One of the most frequent spinal findings in AHT is the presence of spinal SDH (Figure 5). Several theories have been postulated to explain the presence of spinal SDH in absence of other spinal lesions. Some authors have hypothesized that it may be due to the transmission of the kinetic energy produced by repeated shaking from the posterior ligamentous injury to the underlying spinal canal via myo-dural bridges, with consequent enlargement of the spinal subdural space.
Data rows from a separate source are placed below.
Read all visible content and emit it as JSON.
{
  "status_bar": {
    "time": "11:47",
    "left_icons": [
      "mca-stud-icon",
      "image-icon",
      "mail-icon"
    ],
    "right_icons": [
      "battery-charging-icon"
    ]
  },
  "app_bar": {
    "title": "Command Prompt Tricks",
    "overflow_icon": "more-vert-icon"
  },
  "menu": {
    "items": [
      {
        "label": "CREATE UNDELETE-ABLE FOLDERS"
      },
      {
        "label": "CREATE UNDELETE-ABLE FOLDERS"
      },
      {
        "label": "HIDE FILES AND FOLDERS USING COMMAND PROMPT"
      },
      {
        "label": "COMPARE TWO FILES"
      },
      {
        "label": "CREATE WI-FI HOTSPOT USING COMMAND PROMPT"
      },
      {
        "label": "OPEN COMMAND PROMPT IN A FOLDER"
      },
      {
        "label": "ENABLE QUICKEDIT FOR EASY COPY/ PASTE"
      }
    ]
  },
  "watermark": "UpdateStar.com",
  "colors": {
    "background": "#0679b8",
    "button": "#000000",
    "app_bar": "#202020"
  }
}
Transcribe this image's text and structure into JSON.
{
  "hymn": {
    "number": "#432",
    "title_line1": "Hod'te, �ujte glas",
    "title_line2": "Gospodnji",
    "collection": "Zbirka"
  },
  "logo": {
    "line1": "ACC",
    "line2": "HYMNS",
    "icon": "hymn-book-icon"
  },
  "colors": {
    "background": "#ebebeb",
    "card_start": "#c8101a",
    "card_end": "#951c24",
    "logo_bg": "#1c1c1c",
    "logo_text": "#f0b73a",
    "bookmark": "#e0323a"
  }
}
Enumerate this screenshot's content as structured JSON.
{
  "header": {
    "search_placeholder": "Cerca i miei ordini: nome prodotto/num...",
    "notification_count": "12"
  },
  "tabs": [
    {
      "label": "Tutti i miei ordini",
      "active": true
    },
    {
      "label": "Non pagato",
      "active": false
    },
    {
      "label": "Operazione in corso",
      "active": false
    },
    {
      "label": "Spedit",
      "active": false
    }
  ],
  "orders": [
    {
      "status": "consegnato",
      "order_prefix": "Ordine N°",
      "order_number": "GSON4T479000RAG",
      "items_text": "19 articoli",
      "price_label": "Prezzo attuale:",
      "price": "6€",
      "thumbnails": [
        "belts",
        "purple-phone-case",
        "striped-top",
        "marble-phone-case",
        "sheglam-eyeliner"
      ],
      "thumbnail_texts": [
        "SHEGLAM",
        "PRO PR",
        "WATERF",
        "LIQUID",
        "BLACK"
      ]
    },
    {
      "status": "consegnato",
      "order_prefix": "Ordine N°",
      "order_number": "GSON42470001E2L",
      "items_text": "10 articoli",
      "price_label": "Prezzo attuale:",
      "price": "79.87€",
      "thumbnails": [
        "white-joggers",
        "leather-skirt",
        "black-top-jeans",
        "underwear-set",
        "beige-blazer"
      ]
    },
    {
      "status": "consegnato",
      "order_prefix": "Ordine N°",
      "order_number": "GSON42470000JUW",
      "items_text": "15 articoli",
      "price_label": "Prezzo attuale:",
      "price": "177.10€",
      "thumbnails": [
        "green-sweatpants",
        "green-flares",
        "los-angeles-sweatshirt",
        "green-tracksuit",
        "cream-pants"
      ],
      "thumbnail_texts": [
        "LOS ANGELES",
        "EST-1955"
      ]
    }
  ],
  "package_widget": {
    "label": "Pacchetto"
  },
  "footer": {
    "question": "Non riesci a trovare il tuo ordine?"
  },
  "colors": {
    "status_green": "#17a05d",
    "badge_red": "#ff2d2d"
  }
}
This will in turn favor the migration of SDH from the posterior cranial fossa to the spinal canal [82]. On the other hand spinal SDH may be the consequence of direct injury to vessel within the intradural compartment [83][84].

Figure 5. Infant with multiple long bones and ribs fractures (X-ray not shown), and bilateral subdural blood collections at the convexity (brain MRI not shown), subsequently underwent MRI spine examination showing extra-axial mixed-intensity fluid collection indicative of subdural hemorrhages at the level of lumbar spine (arrows) (A and B, sagittal T1 and T2).

However, it is difficult to speculate about the physio-pathologic process leading to spinal SDH as MRI of the spine is frequently acquired with a different timing compared to the brain and often only the cervical spine is included in the study.

Choudhary et al. found a significant higher difference in the incidence of spinal SDH in children exposed to AHT compared to accidental trauma [85]. The authors reported an increased incidence in MRIs of AHT where the thoracolumbar spine was included in the protocol (63%) compared to those where only the cervical tract was imaged (24%), thus highlighting the importance of including the entire spine in the standard MRI protocol of AHT [85]. Moreover, in all cases there was an association of spinal SDH with intracranial SDH supporting the theory of possible tracking of intracranial SDH into the spinal compartment by gravity.

Also, cervical ligamentous injury has a higher incidence in children with AHT compared to those with accidental trauma [86]. The majority of lesions involve the nuchal ligament and the interspinous ligament, particularly at the level of the cervical spine [86]. These evidences confirm the importance of including the spine in standard MRI protocol for AHT and to include STIR sequences to favor the detection of ligamentous injuries.

Spinal cord injury has a low prevalence in imaging studies on AHT [87] and has been mainly reported in post-mortem studies at the level of the cranio-cervical junction [88]. The reported cases of spinal cord injury in AHT are often not associated to vertebral fractures but are directly related with the severity of the brain injury [88].

Due to the specific anatomic features of the neonatal and infantile spine, which is characterized by high flexibility and cartilaginous joints, spinal fractures are extremely uncommon in AHT patients [84][89].